Israeli court upholds cut-off of asylum seekers’ water, electricity

The court accepts city of Petah Tikva's claim that other cities do the same, no racism involved, which refugees’ lawyer says is demonstrably false.

The Lod District Court rejected an appeal Tuesday to stop the Petah Tikva municipality from turning off water and electricity in apartments where asylum seekers are living. The appeal, filed by human rights groups, follows a wave of such utility cuts over the past six months in apartments that have been subdivided into separate flats.

Judge Daphna Blatman Kedrai ruled that a public appeal is not the right way to deal with this matter, and that instead the residents themselves should appeal the decision through the municipality. The judge also noted that it had not been proven that the city has a policy of disconnecting utilities specifically to apartments of asylum seekers.

However, she noted that essential utilities should be cut off in apartments that have been subdivided into separate premises only when human life is in danger, and instructed the municipality’s welfare services to assist people who had to vacate their apartments.

The Association for Civil Rights in Israel, the Assaf refugee assistance group and the Hotline for Refugees and Migrants argued in the petition that cutting off water and electricity was intended to pressure African asylum seekers into leaving Petah Tikva. According to ACRI, Eritreans and Sundanese were living in about 80 percent of the apartments where the municipality ordered utilities disconnected. The appeal mentioned statements made against asylum seekers by the city’s mayor, Yitzhak Braverman.

The municipality said it did not know the identities of the tenants in the apartments where the utilities were ordered disconnected. It also stated that it had ordered the cut-off due to the risk to human life to the tenants and to neighbors, as a result of the apartments being divided into smaller ones.

“The appellants’ claims of racial discrimination are based on media reports that are not first hand, and on a post by the mayor on his Facebook page featuring remarks involving enforcement of [utility-]connecting cases where apartments have been subdivided and back taxes are owed, and involving the entry of foreign workers to the city,” the judge wrote in her ruling.

She noted that the city had asked that these remarks not be taken into consideration and presented documentation and data to back up its claim that the cut-off of utilities had not been initiated out of racial discrimination. She wrote that she found the city’s response “satisfactory,” and that its policies should be examined “on a deeper level than relying on supposedly populist statements on social media platforms.”

The judge said the appeal’s argument that other cities did not take the same steps, and that most of the apartments were occupied by Eritreans and Sudanese, were “partial and amateurish” and that they could not be preferred over municipal records. The judge said the city had provided documentation showing that there in fact were other cities where utilities had been disconnected in apartments that had been subdivided. In some cases, the judge noted, the city’s claim of risk to tenants and neighbors justified cutting off the water and electricity.

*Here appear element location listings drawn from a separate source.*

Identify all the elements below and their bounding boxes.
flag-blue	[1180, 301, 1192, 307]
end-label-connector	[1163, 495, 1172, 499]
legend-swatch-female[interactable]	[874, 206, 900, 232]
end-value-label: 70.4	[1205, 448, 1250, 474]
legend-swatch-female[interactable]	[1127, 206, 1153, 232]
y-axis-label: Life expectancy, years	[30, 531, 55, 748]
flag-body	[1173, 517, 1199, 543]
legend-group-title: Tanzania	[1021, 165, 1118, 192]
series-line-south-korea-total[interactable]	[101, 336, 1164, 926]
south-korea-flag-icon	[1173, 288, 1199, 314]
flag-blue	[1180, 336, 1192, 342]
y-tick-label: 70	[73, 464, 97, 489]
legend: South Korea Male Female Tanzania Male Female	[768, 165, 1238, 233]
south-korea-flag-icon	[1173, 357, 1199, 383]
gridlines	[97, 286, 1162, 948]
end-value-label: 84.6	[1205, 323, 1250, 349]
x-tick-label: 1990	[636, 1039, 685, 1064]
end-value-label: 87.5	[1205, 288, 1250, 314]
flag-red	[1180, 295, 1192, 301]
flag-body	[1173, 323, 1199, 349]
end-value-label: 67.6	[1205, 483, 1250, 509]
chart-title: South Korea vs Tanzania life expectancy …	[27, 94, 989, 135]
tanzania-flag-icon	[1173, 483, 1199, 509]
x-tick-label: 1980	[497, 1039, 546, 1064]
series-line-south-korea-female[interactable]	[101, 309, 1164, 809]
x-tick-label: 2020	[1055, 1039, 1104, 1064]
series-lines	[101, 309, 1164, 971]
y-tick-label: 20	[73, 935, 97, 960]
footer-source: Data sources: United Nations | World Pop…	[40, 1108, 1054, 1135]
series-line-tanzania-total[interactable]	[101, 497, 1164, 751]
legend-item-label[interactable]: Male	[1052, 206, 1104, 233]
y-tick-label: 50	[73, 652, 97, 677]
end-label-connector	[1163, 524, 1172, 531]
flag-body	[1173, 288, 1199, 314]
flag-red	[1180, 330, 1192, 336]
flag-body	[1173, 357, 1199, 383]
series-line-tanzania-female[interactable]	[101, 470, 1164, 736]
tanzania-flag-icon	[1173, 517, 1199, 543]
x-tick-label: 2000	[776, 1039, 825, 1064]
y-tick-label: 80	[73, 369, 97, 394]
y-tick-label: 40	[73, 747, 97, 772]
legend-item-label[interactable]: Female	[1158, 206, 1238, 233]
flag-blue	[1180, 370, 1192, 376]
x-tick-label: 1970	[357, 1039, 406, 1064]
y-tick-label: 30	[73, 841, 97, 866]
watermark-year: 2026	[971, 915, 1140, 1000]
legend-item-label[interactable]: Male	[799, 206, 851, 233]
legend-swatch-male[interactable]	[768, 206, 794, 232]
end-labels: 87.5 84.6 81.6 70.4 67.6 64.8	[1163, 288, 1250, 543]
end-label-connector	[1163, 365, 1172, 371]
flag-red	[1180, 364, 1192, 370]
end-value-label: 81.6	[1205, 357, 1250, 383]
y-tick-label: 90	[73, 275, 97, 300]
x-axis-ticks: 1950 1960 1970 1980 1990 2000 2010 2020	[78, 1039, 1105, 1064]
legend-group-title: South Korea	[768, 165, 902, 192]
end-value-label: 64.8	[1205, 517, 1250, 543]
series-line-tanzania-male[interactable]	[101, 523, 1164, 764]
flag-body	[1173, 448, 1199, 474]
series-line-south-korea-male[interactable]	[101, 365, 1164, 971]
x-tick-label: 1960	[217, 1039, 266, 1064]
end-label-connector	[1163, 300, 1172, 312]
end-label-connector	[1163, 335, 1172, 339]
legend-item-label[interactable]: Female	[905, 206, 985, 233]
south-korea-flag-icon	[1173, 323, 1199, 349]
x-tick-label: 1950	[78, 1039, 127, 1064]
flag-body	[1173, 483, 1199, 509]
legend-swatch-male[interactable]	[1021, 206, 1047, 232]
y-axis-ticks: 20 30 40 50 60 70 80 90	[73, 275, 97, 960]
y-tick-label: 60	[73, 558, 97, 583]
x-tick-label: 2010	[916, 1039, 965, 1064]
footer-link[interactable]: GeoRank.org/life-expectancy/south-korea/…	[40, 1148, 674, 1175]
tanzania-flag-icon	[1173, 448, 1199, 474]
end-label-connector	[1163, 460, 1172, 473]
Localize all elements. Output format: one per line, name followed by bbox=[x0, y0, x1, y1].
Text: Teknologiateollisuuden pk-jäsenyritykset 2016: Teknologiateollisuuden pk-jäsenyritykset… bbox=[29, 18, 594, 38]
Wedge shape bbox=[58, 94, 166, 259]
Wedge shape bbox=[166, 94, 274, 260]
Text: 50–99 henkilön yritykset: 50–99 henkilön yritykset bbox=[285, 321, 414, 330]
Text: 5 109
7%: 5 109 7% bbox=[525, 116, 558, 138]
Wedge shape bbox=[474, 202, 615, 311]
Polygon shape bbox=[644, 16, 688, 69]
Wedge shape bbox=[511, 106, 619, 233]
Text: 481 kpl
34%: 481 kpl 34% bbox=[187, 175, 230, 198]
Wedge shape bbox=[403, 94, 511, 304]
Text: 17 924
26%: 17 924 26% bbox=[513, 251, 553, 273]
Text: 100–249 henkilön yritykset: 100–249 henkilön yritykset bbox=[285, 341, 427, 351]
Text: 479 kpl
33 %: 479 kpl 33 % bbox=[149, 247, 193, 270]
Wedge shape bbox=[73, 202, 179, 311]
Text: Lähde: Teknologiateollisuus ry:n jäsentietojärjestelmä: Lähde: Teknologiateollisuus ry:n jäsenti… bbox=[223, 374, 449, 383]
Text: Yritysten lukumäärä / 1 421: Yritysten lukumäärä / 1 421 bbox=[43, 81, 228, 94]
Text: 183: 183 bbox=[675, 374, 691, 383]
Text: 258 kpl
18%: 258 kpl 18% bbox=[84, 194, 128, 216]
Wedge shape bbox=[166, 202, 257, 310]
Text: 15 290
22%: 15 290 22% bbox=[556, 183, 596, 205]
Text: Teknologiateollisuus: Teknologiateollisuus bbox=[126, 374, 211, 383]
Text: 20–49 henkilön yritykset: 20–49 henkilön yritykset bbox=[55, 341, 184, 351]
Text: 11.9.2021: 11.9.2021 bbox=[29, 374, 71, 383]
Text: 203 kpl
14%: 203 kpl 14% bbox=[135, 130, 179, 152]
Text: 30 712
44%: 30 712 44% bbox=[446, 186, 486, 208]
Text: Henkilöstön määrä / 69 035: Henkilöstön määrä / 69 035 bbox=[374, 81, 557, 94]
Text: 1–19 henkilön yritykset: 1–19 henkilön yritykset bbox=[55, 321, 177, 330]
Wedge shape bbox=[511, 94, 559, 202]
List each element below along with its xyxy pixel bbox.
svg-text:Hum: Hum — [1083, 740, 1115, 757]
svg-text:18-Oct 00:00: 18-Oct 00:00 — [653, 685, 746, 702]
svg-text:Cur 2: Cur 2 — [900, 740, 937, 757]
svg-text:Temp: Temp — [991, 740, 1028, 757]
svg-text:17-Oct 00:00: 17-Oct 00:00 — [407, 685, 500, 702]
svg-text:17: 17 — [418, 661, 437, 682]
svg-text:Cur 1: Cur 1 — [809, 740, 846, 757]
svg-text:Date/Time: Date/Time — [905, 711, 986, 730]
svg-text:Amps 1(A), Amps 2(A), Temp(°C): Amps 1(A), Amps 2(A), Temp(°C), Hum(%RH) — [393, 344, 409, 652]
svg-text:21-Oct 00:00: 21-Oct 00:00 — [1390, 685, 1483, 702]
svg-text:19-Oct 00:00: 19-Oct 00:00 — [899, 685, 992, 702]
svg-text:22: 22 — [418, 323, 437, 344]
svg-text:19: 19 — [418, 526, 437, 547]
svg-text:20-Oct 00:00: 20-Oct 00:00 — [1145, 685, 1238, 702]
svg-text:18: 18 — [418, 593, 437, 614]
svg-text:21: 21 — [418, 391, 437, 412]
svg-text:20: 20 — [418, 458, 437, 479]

The judge said the city should prepare for any evacuation that might be needed as a result of the municipality’s moves, and that this was necessary if veteran residents of the city were to be evicted and “all the more so for poor populations.”

ACRI attorney Oded Feller said the organizations were considering a petition to the High Court of Justice. “No other municipality has taken such a drastic step. If they had, thousands of apartments throughout Israel would find themselves without utilities,” he said. Feller added that the mayor, who signed the cut-off order, “declared proudly that the goal was to evict asylum seekers from the city, and we regret that the court refused to demand that he explain his harsh remarks.”

The attorney said it was unrealistic to suggest that the asylum seekers themselves go to court, as they lack the tools to do so on their own, and that the tenants were being made to bear responsibility for infractions of the building code by the apartments’ owners.